Met de bijgeleverde ontmanteltool kun je de huls van deze dikke kabel veilig verwijderen.
Let wel, de kabel moet zo ver mogelijk beschermd zijn! De buitenste mantel mag enkel weggehaald worden bij het gedeelte dat in de kast zelf zit.
Het gaat om een zware kabel, die behoorlijk stroef is, daarom sluit je deze als eerste aan, nu je nog veel manoeuvreerruimte hebt.
Maak en plooi die zo goed mogelijk op maat en ontstrip de uiteindes van de verschillende aders.
Check nu goed in je instructies in welke volgorde je alles moet aansluiten.
Bruin, zwart, grijs, blauw is de rangorde die we hier moeten hanteren om deze hoofdkabel op de aardlekschakelaar van 300 mA aan te sluiten.
Zorg dat de uiteindes voldoende diep in de opening zitten zodat er geen koper meer bloot is.
Gebruik desnoods een lange bektang om je hierbij te helpen.
Draai ten slotte goed aan.
Een andere stugge kabel die moet verbonden worden, is de kabel voor het kookvuur, van 4 carré.
Daarvoor is een automaat van 25 ampère voorzien op de onderste rail.
Gebruik dezelfde kleurvolgorde om ook deze kabel aan te sluiten.
Vergeet niet nog het verzegelingsplaatje terug op je hoofddifferentieel te plaatsen.

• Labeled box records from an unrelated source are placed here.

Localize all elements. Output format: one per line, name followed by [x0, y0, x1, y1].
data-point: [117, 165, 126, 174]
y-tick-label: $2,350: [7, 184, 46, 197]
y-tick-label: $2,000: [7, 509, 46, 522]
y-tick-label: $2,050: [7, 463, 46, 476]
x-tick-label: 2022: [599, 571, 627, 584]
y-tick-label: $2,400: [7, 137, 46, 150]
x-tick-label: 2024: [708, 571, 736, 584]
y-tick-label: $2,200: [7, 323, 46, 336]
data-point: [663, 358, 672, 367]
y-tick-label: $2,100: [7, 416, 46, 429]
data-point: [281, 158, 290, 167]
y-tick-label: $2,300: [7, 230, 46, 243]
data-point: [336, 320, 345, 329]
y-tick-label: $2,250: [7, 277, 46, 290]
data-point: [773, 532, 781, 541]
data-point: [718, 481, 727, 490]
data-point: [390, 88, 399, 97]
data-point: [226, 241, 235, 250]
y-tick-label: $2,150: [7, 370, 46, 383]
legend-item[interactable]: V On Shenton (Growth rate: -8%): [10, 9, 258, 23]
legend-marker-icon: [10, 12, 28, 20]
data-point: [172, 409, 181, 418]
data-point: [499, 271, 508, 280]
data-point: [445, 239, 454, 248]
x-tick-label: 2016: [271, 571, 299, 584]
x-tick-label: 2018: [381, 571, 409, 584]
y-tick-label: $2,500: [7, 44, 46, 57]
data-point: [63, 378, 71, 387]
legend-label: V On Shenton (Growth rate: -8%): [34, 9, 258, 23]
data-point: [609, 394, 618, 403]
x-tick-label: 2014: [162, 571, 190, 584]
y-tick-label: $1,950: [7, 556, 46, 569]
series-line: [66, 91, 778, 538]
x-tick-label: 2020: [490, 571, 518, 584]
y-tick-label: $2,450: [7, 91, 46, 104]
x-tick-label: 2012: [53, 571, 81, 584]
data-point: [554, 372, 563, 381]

Het hardste labeur is zo achter de rug, waardoor je kan overgaan tot de meer flexibele kabels.
Die komen via kabelgoten aan in je kast.
Het is wel nodig de preflexmantels nog te verwijderen, zodat je ze vlot kan aansluiten.
Let wel op dat je de huls pas weghaalt voorbij je aangebrachte labels, zodat je nog makkelijk kan terugvinden om welke kabel dit precies gaat.

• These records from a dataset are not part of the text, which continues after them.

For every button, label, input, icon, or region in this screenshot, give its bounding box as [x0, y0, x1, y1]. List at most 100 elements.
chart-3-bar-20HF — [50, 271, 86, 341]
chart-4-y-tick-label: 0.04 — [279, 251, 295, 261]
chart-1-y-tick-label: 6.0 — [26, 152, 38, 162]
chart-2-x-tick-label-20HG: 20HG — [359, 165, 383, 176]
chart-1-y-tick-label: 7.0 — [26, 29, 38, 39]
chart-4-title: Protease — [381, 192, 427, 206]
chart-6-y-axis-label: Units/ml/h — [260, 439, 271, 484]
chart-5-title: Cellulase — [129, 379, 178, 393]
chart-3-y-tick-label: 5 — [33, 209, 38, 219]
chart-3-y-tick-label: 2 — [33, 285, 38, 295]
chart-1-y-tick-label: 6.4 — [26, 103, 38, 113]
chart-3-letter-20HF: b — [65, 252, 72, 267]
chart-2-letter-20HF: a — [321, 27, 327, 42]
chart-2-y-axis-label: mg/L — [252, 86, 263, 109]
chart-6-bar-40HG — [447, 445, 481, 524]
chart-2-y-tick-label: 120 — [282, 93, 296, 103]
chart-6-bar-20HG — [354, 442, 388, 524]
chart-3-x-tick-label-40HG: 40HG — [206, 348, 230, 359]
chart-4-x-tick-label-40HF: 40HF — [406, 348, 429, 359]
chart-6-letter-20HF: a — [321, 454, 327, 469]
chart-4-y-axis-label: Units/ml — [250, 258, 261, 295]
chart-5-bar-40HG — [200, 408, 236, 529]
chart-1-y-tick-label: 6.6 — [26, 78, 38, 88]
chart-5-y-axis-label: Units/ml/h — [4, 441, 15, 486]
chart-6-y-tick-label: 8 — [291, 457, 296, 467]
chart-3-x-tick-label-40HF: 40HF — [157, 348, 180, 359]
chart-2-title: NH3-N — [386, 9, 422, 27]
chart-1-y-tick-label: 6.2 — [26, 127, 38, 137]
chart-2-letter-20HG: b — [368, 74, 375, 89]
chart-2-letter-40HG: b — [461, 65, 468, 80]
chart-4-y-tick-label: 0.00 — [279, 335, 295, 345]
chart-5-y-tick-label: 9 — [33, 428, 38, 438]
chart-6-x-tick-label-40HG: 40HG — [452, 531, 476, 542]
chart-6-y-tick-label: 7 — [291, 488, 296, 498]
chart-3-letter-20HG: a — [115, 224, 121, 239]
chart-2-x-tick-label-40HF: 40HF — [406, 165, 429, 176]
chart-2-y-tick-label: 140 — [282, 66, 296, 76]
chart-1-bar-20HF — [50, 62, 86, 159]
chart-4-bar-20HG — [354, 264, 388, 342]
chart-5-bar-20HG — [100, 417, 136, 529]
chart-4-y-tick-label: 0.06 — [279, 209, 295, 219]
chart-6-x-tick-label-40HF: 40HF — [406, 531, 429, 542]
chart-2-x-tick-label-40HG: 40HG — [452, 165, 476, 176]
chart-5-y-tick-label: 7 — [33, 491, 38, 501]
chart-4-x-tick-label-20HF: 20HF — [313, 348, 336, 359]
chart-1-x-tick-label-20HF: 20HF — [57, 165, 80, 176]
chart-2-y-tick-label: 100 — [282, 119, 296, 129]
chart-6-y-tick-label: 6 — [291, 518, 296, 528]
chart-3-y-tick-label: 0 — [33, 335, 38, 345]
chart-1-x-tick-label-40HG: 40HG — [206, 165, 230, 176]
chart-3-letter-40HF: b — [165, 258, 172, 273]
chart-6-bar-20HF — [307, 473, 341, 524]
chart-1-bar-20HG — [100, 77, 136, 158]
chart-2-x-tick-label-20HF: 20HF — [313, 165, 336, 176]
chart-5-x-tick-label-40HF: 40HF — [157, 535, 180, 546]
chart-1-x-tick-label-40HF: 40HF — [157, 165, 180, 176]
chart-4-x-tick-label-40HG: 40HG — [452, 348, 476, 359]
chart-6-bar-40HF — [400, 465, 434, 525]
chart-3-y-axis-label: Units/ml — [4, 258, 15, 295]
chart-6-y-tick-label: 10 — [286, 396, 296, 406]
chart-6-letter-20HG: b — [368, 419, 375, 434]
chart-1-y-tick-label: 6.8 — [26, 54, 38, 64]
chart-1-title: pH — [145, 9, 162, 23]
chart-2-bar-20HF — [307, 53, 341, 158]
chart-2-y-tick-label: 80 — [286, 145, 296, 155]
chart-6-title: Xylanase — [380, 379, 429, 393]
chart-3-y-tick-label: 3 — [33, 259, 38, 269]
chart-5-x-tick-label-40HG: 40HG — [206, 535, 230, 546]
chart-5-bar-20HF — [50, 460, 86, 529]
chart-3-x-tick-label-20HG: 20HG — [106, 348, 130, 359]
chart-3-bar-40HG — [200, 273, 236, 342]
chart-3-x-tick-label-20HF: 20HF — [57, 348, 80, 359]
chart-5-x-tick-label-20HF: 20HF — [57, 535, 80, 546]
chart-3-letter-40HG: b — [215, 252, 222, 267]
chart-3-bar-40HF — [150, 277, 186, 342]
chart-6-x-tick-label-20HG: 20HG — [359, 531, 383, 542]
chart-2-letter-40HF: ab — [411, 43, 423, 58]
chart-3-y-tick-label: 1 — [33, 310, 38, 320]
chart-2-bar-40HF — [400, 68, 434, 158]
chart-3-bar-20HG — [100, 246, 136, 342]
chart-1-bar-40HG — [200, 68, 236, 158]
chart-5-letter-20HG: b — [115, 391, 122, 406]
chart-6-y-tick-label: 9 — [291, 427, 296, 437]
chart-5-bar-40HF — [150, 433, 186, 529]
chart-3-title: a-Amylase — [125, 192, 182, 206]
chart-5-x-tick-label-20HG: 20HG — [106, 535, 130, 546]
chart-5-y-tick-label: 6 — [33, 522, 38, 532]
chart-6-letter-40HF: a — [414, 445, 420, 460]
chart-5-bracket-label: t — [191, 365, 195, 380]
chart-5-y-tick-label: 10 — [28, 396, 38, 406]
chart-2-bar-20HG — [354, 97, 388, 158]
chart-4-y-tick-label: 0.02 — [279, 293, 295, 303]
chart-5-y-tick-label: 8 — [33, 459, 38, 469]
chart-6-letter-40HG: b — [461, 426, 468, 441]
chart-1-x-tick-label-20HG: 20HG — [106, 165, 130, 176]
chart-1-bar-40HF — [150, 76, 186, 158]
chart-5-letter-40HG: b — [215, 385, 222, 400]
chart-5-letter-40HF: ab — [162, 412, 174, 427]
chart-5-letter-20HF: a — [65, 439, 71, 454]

Je kan nu beginnen met alle verlichtingskabels aan te sluiten.
Je kan deze herkennen doordat het gaat om kabels met een dikte van 1,5 carré.
Of makkelijker is natuurlijk door ze terug te zoeken aan de hand van het label dat je erop aanbracht.
Dit type kabel moet aangesloten worden op een automaat van 16 ampère.
Neem de kabel erbij en verzamel de aardingskabel aan de zijkant in je kast.
De andere draden breng je achter je rails tot bij de desbetreffende zekering.
Kort af met wat marge en ontstrip de uiteindes.
Met de bijgeleverde striptool gaat dit vlot.
Daarna sluit je aan op de zekering.
Bruin komt steeds links.
Blauw rechts.
Zet vast met de schroevendraaier.
En noteer meteen welke kabel je op welke automaat aansluit.
Probeer gestructureerd te werken.
Begin je met de lichtpunten, sluit dan eerst alle verlichtingskabels in je kast aan.
Daarna doe je dan alle stopcontacten.
Zo maak je er geen warboel van.
Sluit zo kabel per kabel aan en noteer.
Door telkens nauwkeurig bij te houden welke kabel je op welke automaat aansluit, behoud je een correct overzicht om later aan de technieker te kunnen doorgeven.
Eens je lichtkabels aangesloten zijn, kun je overgaan tot de stopcontacten.
Dit gaat om kabels van 2,5 carré, en die moet je aansluiten op automaten van 20 ampère.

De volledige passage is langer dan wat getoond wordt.